CEP’s Bermúdez recommends that moving forward, the nutritional credentials of plant-based fish alternatives be taken into account, including the main ingredients and production methods used to imitate the texture, sensorial properties, appearance, and flavour of fisheries and aquaculture products.

The dietary and health impacts of the replacement of fisheries and aquaculture proteins for plant-based products, ‘particularly highly processed ones’, should also be considered, he told the hearing.

Nestlé vegan tuna brand in the spotlight: are consumers confused?

In marketing vegan seafood products in a similar way to their conventional counterparts, plant-based manufacturers have been accused of providing misleading food information.

Garden Gourmet’s ‘Vuna’ is one such product to have been criticised by the secretary general of the Spanish association of canned fish manufacturers, Baptista de Sousa.

From a terminology perspective, the product claims it ‘tastes like tuna’ and contains ‘no fish’. The product’s textural appearance is suggestive of tuna, and its packaging (in a glass twist-top jar) is similar to that of other tuna products. It evocates canned tuna, stressed the secretary general.

“For fish, it is not improving sustainable diets, nor reducing carbon footprint, or improving diets at all. It is only creating a market to [grow] and sell a new product…taking advantage of fishery products.”

tuna ferrerivideo

In research conducted by the Gallup Institute this year, 86% of consumers said they had never bought a plant-based product by mistake in the supermarket. GettyImages/ferrerivideo

But Rafael Pinto, policy manager for the European Vegetarian Union (EVU), could not disagree more. Garden Gourmet’s Vuna product indicates it is not ​tuna numerous ways: it carries the V-Label (designated for vegan products), says it is ‘made with plant-based ingredients’, notes it is ‘pea protein based’, and twice states ‘no fish’ and ‘tastes like tuna’.

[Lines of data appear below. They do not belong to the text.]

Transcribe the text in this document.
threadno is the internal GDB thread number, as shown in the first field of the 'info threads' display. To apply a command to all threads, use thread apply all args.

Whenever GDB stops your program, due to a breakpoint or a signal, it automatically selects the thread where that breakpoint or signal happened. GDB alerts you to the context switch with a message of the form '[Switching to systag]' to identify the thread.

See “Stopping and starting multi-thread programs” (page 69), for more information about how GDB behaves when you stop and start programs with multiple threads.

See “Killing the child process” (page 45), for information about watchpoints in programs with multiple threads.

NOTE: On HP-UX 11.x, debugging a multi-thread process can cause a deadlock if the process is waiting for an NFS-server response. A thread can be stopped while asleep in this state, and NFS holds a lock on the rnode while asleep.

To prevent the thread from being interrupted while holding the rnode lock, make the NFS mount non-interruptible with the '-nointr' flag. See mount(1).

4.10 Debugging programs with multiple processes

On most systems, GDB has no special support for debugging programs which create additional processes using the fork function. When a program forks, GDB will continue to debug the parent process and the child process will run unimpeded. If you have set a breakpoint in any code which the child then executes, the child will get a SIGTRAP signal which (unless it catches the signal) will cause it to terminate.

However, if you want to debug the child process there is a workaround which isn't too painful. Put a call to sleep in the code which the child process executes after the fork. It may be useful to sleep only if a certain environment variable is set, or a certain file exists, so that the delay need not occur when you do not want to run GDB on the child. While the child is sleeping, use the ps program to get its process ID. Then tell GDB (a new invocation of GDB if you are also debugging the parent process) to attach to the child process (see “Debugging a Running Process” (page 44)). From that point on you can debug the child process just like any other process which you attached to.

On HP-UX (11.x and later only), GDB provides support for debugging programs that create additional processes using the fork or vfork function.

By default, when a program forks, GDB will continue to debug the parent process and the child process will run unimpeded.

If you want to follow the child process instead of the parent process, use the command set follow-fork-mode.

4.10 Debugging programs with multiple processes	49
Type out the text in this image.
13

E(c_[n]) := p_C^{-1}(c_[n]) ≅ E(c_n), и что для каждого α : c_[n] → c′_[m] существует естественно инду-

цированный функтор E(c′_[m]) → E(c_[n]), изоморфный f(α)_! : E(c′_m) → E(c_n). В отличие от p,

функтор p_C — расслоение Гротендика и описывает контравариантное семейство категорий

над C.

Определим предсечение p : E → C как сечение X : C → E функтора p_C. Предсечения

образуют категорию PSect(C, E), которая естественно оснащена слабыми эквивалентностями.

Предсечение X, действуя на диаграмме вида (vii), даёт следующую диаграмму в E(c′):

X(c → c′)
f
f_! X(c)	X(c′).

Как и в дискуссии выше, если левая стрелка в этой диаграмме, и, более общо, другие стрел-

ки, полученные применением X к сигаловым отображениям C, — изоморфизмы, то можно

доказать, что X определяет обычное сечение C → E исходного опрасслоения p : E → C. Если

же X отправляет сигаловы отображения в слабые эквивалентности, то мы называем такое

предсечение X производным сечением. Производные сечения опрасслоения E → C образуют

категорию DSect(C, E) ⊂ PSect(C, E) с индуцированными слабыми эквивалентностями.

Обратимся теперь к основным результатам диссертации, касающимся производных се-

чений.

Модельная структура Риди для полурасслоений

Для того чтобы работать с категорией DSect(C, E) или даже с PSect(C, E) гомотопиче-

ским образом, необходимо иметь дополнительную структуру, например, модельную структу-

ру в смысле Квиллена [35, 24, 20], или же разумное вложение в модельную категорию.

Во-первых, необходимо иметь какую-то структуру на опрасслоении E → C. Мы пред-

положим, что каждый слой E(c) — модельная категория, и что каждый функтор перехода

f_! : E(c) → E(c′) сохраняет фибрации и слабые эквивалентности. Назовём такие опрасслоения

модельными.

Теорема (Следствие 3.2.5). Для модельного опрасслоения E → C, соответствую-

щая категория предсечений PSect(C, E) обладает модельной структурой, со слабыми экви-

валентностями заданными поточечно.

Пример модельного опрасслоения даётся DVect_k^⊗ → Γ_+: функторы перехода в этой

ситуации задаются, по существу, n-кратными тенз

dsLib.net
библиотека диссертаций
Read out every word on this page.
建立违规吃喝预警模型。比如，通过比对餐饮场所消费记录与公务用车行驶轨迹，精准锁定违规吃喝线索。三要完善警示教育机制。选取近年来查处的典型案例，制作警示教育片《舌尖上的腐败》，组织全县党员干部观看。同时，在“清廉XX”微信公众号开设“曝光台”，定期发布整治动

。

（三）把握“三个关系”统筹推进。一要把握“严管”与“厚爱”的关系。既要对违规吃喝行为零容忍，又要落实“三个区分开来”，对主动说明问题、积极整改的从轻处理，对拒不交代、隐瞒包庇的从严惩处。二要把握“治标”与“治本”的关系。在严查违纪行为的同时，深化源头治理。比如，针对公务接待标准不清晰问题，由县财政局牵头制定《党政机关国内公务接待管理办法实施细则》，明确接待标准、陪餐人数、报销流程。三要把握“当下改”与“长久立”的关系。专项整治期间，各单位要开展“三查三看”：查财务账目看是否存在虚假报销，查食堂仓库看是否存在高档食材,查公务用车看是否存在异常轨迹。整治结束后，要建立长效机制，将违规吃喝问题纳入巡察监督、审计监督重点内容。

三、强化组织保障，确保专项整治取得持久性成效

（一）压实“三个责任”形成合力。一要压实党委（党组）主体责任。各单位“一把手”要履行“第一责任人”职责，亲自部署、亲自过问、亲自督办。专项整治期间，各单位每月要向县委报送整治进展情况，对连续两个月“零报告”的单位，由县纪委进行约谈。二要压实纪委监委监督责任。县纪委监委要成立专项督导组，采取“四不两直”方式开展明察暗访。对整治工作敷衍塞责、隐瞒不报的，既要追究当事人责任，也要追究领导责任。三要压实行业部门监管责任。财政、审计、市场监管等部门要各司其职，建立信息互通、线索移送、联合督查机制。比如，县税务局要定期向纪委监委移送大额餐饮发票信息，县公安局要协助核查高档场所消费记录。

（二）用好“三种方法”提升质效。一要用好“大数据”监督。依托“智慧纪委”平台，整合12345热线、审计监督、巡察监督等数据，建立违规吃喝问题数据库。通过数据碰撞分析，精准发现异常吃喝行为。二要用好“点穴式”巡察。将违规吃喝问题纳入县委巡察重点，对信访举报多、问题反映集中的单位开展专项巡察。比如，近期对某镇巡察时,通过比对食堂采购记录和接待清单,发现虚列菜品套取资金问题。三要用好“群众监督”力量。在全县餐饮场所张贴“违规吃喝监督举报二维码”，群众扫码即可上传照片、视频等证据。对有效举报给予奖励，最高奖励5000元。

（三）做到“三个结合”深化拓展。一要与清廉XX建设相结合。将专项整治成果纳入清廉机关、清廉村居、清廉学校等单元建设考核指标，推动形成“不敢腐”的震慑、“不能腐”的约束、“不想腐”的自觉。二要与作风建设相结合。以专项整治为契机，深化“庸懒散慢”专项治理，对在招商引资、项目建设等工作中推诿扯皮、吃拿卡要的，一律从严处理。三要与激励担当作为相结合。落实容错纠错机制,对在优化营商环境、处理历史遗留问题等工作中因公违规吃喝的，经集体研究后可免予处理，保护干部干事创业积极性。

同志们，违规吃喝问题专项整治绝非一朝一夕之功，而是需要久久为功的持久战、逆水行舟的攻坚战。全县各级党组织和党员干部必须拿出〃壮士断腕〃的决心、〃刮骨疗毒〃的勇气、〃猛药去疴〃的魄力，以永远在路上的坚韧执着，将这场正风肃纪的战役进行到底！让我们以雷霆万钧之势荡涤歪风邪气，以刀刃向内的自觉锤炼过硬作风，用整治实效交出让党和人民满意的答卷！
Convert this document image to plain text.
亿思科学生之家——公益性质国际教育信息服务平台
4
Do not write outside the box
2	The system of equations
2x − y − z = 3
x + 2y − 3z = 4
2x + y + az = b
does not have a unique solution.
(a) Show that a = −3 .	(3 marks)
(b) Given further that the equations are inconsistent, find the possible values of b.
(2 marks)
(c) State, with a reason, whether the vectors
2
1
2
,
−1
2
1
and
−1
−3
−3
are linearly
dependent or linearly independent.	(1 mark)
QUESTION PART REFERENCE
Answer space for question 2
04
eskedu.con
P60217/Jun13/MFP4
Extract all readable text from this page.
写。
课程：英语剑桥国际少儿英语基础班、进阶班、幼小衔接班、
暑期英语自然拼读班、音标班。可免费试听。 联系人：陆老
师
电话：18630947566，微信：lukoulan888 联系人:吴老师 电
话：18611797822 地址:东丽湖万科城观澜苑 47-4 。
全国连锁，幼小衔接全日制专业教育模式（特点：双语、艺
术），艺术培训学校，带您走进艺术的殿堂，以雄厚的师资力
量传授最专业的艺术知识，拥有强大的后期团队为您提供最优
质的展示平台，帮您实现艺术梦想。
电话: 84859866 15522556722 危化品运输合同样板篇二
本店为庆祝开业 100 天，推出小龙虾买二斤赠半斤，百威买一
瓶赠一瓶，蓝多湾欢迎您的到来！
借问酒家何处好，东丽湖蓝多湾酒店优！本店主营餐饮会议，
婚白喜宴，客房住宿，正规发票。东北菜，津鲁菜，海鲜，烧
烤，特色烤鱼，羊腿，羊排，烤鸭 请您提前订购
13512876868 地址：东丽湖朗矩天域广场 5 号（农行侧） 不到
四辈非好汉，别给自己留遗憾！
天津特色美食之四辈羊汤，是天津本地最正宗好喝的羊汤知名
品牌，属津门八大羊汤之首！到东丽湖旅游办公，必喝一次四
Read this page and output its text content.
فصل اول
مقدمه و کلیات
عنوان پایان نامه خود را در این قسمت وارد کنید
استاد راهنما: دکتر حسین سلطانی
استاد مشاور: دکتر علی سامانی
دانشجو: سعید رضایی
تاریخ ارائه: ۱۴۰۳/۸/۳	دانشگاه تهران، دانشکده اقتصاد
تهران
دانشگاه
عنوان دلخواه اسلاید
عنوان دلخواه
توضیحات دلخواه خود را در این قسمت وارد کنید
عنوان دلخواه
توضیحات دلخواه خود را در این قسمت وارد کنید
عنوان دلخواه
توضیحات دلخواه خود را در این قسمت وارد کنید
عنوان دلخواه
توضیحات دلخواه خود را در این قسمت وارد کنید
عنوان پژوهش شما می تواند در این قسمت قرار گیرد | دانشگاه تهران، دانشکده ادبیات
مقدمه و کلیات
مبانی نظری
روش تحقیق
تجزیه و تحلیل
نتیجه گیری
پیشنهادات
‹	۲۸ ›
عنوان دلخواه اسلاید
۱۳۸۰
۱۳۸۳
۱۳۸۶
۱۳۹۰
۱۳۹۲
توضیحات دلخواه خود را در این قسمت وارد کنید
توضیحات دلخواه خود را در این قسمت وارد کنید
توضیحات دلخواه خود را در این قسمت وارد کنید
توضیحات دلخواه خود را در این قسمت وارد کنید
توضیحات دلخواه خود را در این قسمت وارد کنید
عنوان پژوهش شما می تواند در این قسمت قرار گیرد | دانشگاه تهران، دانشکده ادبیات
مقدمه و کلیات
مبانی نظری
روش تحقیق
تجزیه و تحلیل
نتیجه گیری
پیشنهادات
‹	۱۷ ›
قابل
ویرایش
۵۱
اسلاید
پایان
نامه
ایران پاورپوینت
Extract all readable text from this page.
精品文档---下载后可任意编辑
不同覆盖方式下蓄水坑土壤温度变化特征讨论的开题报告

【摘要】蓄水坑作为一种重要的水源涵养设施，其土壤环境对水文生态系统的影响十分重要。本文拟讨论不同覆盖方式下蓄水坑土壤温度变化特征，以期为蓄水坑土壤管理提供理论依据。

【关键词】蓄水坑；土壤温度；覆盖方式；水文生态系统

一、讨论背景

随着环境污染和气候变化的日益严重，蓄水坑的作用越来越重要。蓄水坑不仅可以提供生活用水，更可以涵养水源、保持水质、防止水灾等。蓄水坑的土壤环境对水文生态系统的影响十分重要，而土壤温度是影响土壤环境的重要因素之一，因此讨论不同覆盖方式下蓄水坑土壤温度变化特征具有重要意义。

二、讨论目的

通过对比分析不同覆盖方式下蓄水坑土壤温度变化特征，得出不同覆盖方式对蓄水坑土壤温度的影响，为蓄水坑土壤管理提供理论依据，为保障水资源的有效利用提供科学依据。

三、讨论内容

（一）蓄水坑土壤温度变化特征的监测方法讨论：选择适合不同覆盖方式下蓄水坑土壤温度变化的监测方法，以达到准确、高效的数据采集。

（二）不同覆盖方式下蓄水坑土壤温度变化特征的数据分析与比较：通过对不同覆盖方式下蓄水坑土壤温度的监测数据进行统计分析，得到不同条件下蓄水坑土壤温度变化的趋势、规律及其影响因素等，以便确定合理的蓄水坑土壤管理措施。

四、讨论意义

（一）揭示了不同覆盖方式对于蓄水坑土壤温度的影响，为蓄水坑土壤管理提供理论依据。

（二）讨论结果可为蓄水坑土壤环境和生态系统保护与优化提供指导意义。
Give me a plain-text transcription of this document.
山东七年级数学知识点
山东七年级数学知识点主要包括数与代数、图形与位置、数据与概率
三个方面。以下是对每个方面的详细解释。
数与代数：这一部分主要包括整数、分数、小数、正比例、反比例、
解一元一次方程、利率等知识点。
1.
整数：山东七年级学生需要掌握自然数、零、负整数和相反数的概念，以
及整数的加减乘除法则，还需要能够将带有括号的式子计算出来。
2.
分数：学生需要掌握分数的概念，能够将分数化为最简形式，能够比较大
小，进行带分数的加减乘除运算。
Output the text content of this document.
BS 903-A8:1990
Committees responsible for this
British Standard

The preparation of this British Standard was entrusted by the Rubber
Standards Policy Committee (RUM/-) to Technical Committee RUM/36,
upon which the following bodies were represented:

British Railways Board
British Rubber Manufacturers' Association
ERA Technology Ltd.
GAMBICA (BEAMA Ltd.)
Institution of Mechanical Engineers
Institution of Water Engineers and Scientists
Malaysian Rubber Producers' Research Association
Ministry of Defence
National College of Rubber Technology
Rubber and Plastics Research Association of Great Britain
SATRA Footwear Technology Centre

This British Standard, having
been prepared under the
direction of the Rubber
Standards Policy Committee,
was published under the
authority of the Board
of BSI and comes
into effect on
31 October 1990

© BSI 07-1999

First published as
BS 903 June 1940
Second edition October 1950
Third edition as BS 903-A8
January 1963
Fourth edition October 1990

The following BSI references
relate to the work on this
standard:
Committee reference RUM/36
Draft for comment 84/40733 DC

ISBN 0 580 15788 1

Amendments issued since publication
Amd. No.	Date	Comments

All up, Pinta stresses Garden Gourmet has indicated eight times the product is plant-based, and therefore not made from tuna.

Other plant-based seafood products also indicate their fish-free credentials on-pack, he continued. These include Iglo-owned Green Cuisine’s ‘Vegetarian Fish Sticks’, BettaF!sh’s TU-NAH product, and Heura’s ‘F’sh Fillets’.

Thanks to these signals, consumers are not deceived nor confused, suggested the EVU policy manager. According to research conducted by the European Consumer Organisation (BEUC), most consumers do not appear to be concerned about the naming of veggie ‘burgers’ or ‘sausages’, as long as the products are clearly identifiable as vegetarian/vegan.

And in research conducted by the Gallup Institute this year, 86% of consumers said they had never bought a plant-based product by mistake in the supermarket, with just 3% reporting that they had purchased the wrong product (a fish alternative) instead of the real thing.

Not only are consumers not confused, but the current regulations are ‘fit for purpose’, believes the EVU policy manager. “Plant-based alternatives can use terms associated with animal products as long as the plant-based nature of the food is made clear.”